Gelen geçen herkese; “hep kül oldu,” diyordu. Küle döndük, küle bulaştık…
“Çeyiz sandığım kül oldu. İçindeki el emeği göz nuru masa, yatak ve dolap örtülerim, işlemelerim. Oyalarım, boncuk takılarım, hep kül oldu.
Albüme bakmak geldi aklına… Albümüm kenarında üçgen gibi bir yer kalmış ve kül olmamıştı. Yanmamış kısma dokundu ve göz yaşlarına boğuldu. Albüm “kızımın anıları,” dedi. Kararmış duvarlara parmak uçlarıyla dokundu. Bakır kaplar kararmış eğilip bükülmüş, yanmayan eşya kalmamıştı.
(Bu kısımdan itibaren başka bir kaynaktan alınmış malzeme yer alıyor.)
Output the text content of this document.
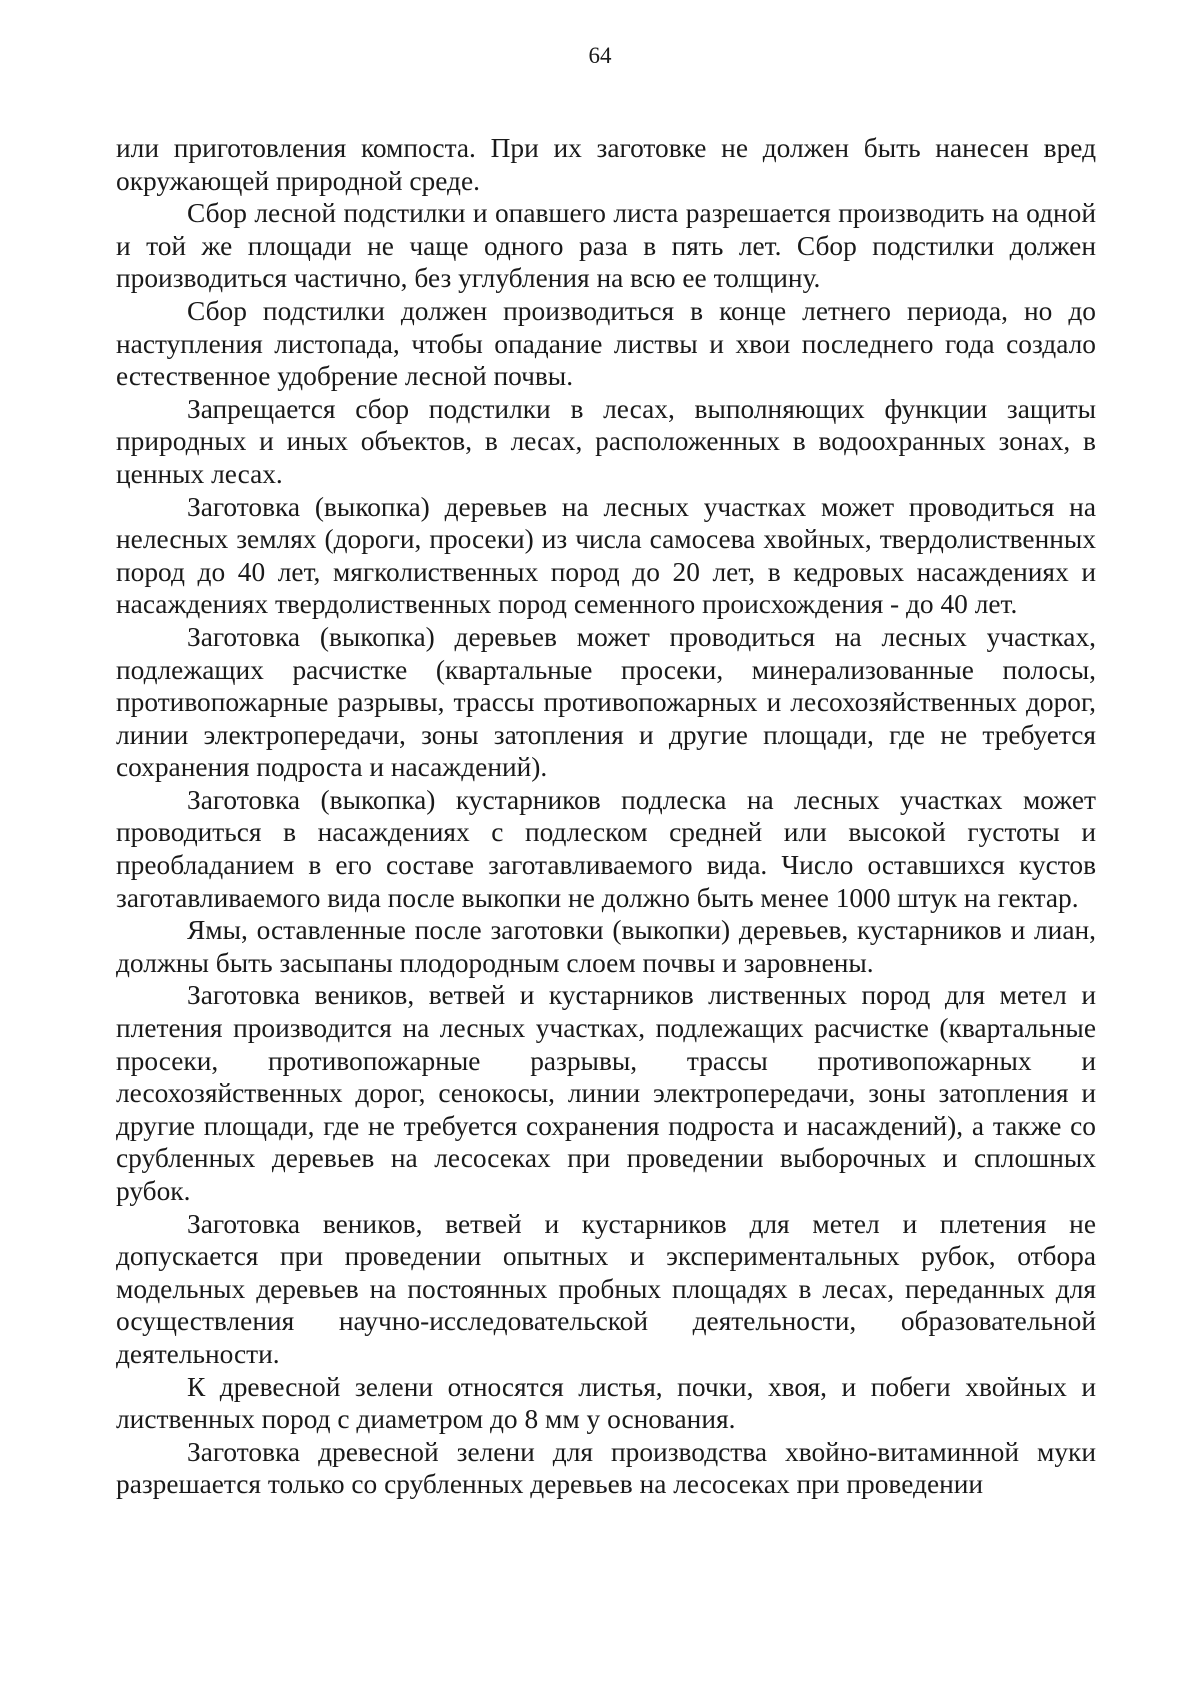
64

или приготовления компоста. При их заготовке не должен быть нанесен вред окружающей природной среде.

Сбор лесной подстилки и опавшего листа разрешается производить на одной и той же площади не чаще одного раза в пять лет. Сбор подстилки должен производиться частично, без углубления на всю ее толщину.

Сбор подстилки должен производиться в конце летнего периода, но до наступления листопада, чтобы опадание листвы и хвои последнего года создало естественное удобрение лесной почвы.

Запрещается сбор подстилки в лесах, выполняющих функции защиты природных и иных объектов, в лесах, расположенных в водоохранных зонах, в ценных лесах.

Заготовка (выкопка) деревьев на лесных участках может проводиться на нелесных землях (дороги, просеки) из числа самосева хвойных, твердолиственных пород до 40 лет, мягколиственных пород до 20 лет, в кедровых насаждениях и насаждениях твердолиственных пород семенного происхождения - до 40 лет.

Заготовка (выкопка) деревьев может проводиться на лесных участках, подлежащих расчистке (квартальные просеки, минерализованные полосы, противопожарные разрывы, трассы противопожарных и лесохозяйственных дорог, линии электропередачи, зоны затопления и другие площади, где не требуется сохранения подроста и насаждений).

Заготовка (выкопка) кустарников подлеска на лесных участках может проводиться в насаждениях с подлеском средней или высокой густоты и преобладанием в его составе заготавливаемого вида. Число оставшихся кустов заготавливаемого вида после выкопки не должно быть менее 1000 штук на гектар.

Ямы, оставленные после заготовки (выкопки) деревьев, кустарников и лиан, должны быть засыпаны плодородным слоем почвы и заровнены.

Заготовка веников, ветвей и кустарников лиственных пород для метел и плетения производится на лесных участках, подлежащих расчистке (квартальные просеки, противопожарные разрывы, трассы противопожарных и лесохозяйственных дорог, сенокосы, линии электропередачи, зоны затопления и другие площади, где не требуется сохранения подроста и насаждений), а также со срубленных деревьев на лесосеках при проведении выборочных и сплошных рубок.

Заготовка веников, ветвей и кустарников для метел и плетения не допускается при проведении опытных и экспериментальных рубок, отбора модельных деревьев на постоянных пробных площадях в лесах, переданных для осуществления научно-исследовательской деятельности, образовательной деятельности.

К древесной зелени относятся листья, почки, хвоя, и побеги хвойных и лиственных пород с диаметром до 8 мм у основания.

Заготовка древесной зелени для производства хвойно-витаминной муки разрешается только со срубленных деревьев на лесосеках при проведении
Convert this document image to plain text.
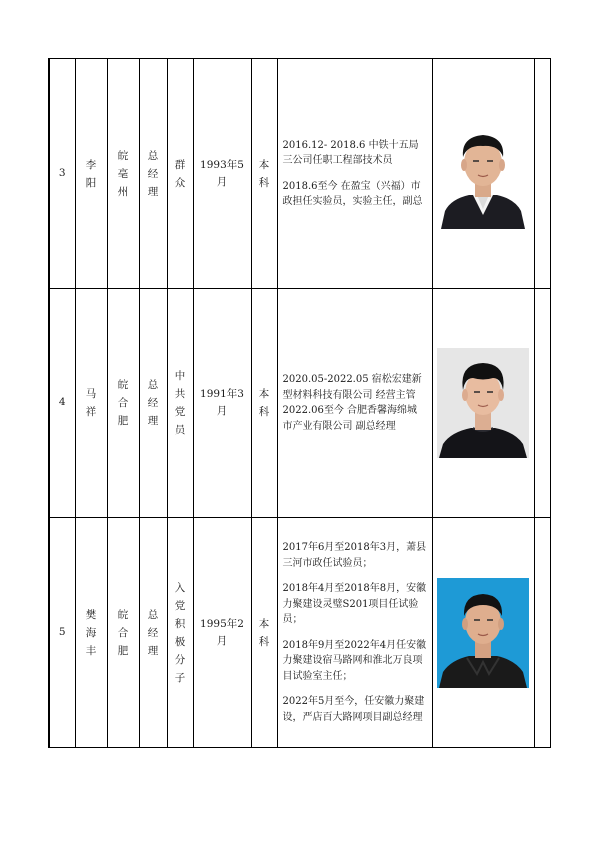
3	李阳	皖亳州	总经理	群众	1993年5月	本科	2016.12- 2018.6 中铁十五局三公司任职工程部技术员

2018.6至今 在盈宝（兴福）市政担任实验员，实验主任，副总

4	马祥	皖合肥	总经理	中共党员	1991年3月	本科	2020.05-2022.05 宿松宏建新型材料科技有限公司 经营主管

2022.06至今 合肥香馨海绵城市产业有限公司 副总经理

5	樊海丰	皖合肥	总经理	入党积极分子	1995年2月	本科	2017年6月至2018年3月，萧县三河市政任试验员；

2018年4月至2018年8月，安徽力聚建设灵璧S201项目任试验员；

2018年9月至2022年4月任安徽力聚建设宿马路网和淮北万良项目试验室主任；

2022年5月至今，任安徽力聚建设，严店百大路网项目副总经理
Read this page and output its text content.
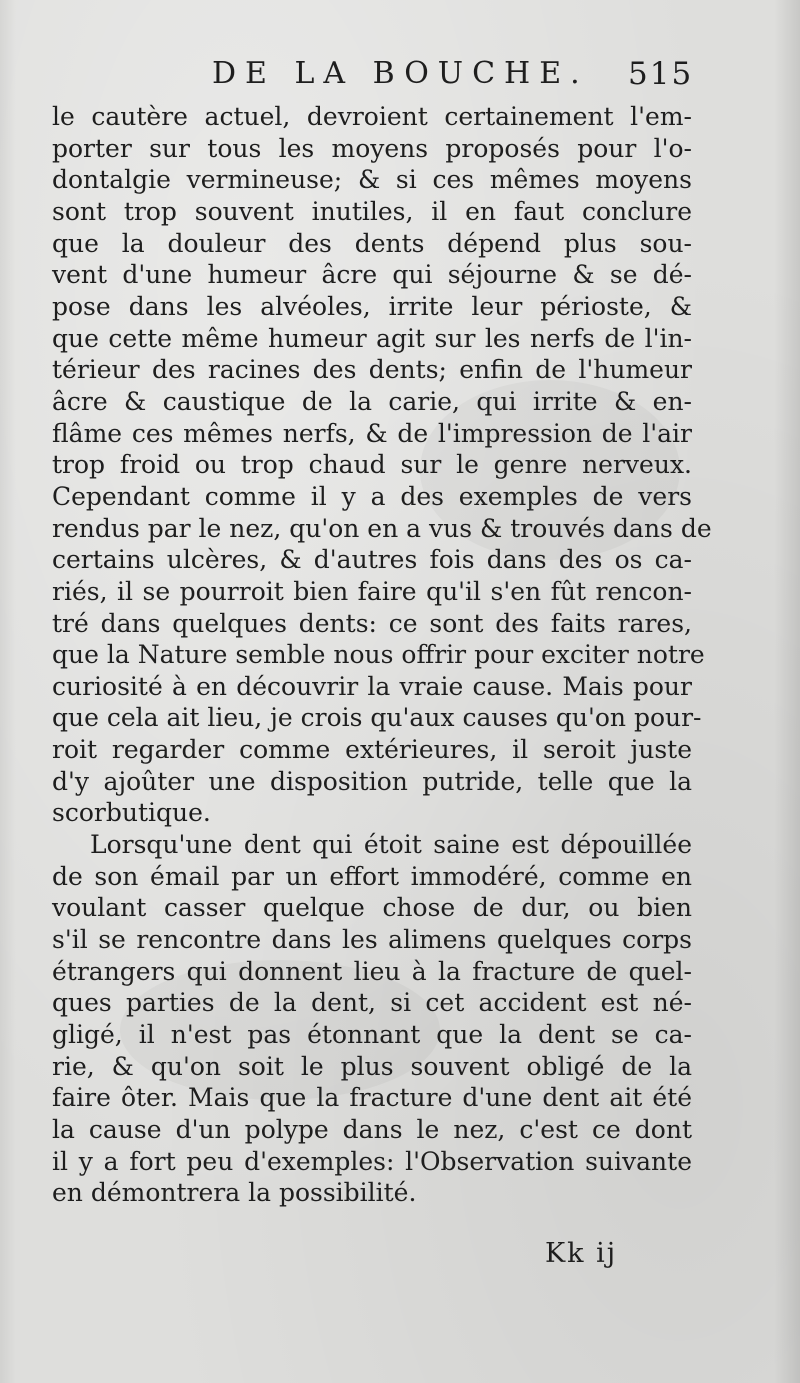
DE LA BOUCHE. 515
le cautère actuel, devroient certainement l'em-
porter sur tous les moyens proposés pour l'o-
dontalgie vermineuse; & si ces mêmes moyens
sont trop souvent inutiles, il en faut conclure
que la douleur des dents dépend plus sou-
vent d'une humeur âcre qui séjourne & se dé-
pose dans les alvéoles, irrite leur périoste, &
que cette même humeur agit sur les nerfs de l'in-
térieur des racines des dents; enfin de l'humeur
âcre & caustique de la carie, qui irrite & en-
flâme ces mêmes nerfs, & de l'impression de l'air
trop froid ou trop chaud sur le genre nerveux.
Cependant comme il y a des exemples de vers
rendus par le nez, qu'on en a vus & trouvés dans de
certains ulcères, & d'autres fois dans des os ca-
riés, il se pourroit bien faire qu'il s'en fût rencon-
tré dans quelques dents: ce sont des faits rares,
que la Nature semble nous offrir pour exciter notre
curiosité à en découvrir la vraie cause. Mais pour
que cela ait lieu, je crois qu'aux causes qu'on pour-
roit regarder comme extérieures, il seroit juste
d'y ajoûter une disposition putride, telle que la
scorbutique.
Lorsqu'une dent qui étoit saine est dépouillée
de son émail par un effort immodéré, comme en
voulant casser quelque chose de dur, ou bien
s'il se rencontre dans les alimens quelques corps
étrangers qui donnent lieu à la fracture de quel-
ques parties de la dent, si cet accident est né-
gligé, il n'est pas étonnant que la dent se ca-
rie, & qu'on soit le plus souvent obligé de la
faire ôter. Mais que la fracture d'une dent ait été
la cause d'un polype dans le nez, c'est ce dont
il y a fort peu d'exemples: l'Observation suivante
en démontrera la possibilité.
Kk ij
Naylon parçası alev çıkararak halâ alev çıkarıyordu. Hepsi şaşkın hepsi kendinden geçmişti. Bir yere ulaşmak mümkün değildi. Yaşanmışlıklar geri gelmeyecekti. Rüyadan uyanılmış ve hayallerden çıkılmış, korku duvarına toslanmıştı.
Gerçeklere dayalı bir hayat sığınılacak olmaktan çıktı. Liman kalmadı, kapandı gitti. Rüzgârın etkisine bırakılmış hayatlar, yıkılıp yok oldu. Rüzgâr kasırgaya dönüştü ve her şeyi virane haline getirdi. Küller savruldu, küllere karışıp tanınmaz olduk.
Keçilerimizin yanında oğlakları aradık, külleri karıştırdık, sorduk seslenmediler. Belli ki onlar da üzülmüştü. Kalem ve defterlerimiz küldü, gülümüz külden bahsediyordu. Nağmeleri hicran ve acıydı.
Son ses ve son nota dedik onlar da küldü ve küle karışmıştı.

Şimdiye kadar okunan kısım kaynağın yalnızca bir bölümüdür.